Daí, quando fui à Itália pela primeira vez, encantei-me por toda aquela cozinha não explorada nas cantinas de São Paulo nos anos 80 e 90, ou mesmo por minhas avós, talvez por pura falta do ingrediente certo. Quando voltei, mergulhei nos livros de culinária, com a aspiração de reproduzir aqui o que sentira durante minha viagem, através da comida. Tinha esperança de sentir de novo a brisa marítima da Costa Amalfitana ao cozinhar o mesmo spaghetti alla puttanesca que comera num restaurantezinho de Positano, cujo dono colocara no rádio as mesmas músicas italianas antigas que meu pai ouvia na minha infância, de uma fita cassete que tinha na capinha justamente uma foto... de Positano. Inception. ;) Uma coincidência e um momento especial que jamais conseguirei reproduzir na vida. E foi o que descobri quando preparei a receita tal e qual os livros mais tradicionais indicavam e, por delicioso que estivesse, a brisa marítima não veio, a canção ao fundo não era a mesma e eu olhava para um dia cinza e paredes de concreto ali fora da minha janela.
Então vieram livros de confeitaria que meus dedos, pouco dados a tarefas minuciosas que não envolvam pincéis, não conseguiam reproduzir em toda a sua perfeição visual. E tantos outros que, lidos, produziam em mim essa aspiração de ser "um tipo de pessoa". "O tipo de pessoa" zen. Não. "O tipo de pessoa" elegante. Not. "O tipo de pessoa que só come o que colhe do quintal". Nein. "O tipo de pessoa que gasta 5 reais por refeição para 6 pessoas." Fué.
Ao longo do tempo, fui percebendo que estava abordando meus livros de forma errada. E que ao invés de ASpirar ser algo através da comida, era mais gostoso me INSpirar pelos livros. E nossa, como alguns livros são de fato inspiradores. Tenho alguns, mesmo, cujas receitas quase nunca preparo, mas que às vezes apanho para folhear e me lembrar de uma sensação de que gosto na cozinha, ou de um estilo, uma visão diferente dos ingredientes. Caso do Nigel Slater, que eu adoro de paixão, mas cujos livros sempre apanho, folheio, folheio, folheio, e parece que nunca tenho todos os ingredientes necessários para nenhum prato seu. No entanto, sua abordagem da cozinha é tão relaxante, que basta uma olhadela num livro seu para que eu mude o rumo de um jantar sem ideias. Quase sempre uso suas receitas como linhas-guias para outra coisa, feita com os ingredientes que tenho em casa.
Outra fonte que tenho devorado nos últimos dias, desde que a Patrícia me indicou, é o site Green Kitchen Stories.

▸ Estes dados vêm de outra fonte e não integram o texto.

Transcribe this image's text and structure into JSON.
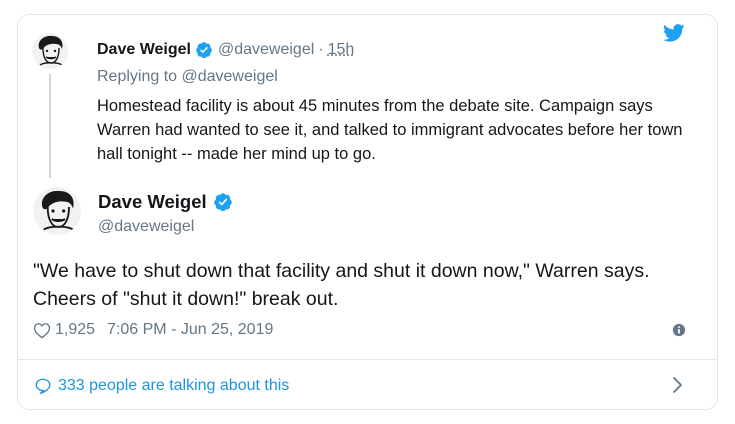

Talvez porque eles tenham uma atitude que condiz com o meu momento culinário, de usar diversas farinhas e leites vegetais não por conta de uma alergia ou política pessoal, mas apenas pelo benefício da variedade. É inspirador o modo como eles experimentam com misturas de ingredientes e sabores diferentes, e só de ver as cores dos pratos já tenho vontade de me desafiar a colocar a maior quantidade possível de legumes em uma só refeição. O site é cheio de informações nutricionais, mas sem o tom militante ou terrorista de outros sites do gênero. Os crepes de sarraceno e espinafre, que fiz aqui com leite de amêndoas fresquinho e recheei com queijo minas em cubinhos e abobrinhas refogadas e alho e manjericão, foram devoradas. Engraçado foi ver o Matador de Dragões comendo os crepes super verdes e deixando o queijo (justo o queijo!) no prato. ;) A infusão de mel com gengibre, cúrcuma, limão e pimenta também veio em boa hora, já que a família toda está com tosse, todo mundo junto ao mesmo tempo. Em boa hora, também, porque eu tinha acabado de colher a cúrcuma do quintal, e não sabia bem o que fazer com ela. Hoje à tarde vai também virar uma versão do lassi que eles indicam.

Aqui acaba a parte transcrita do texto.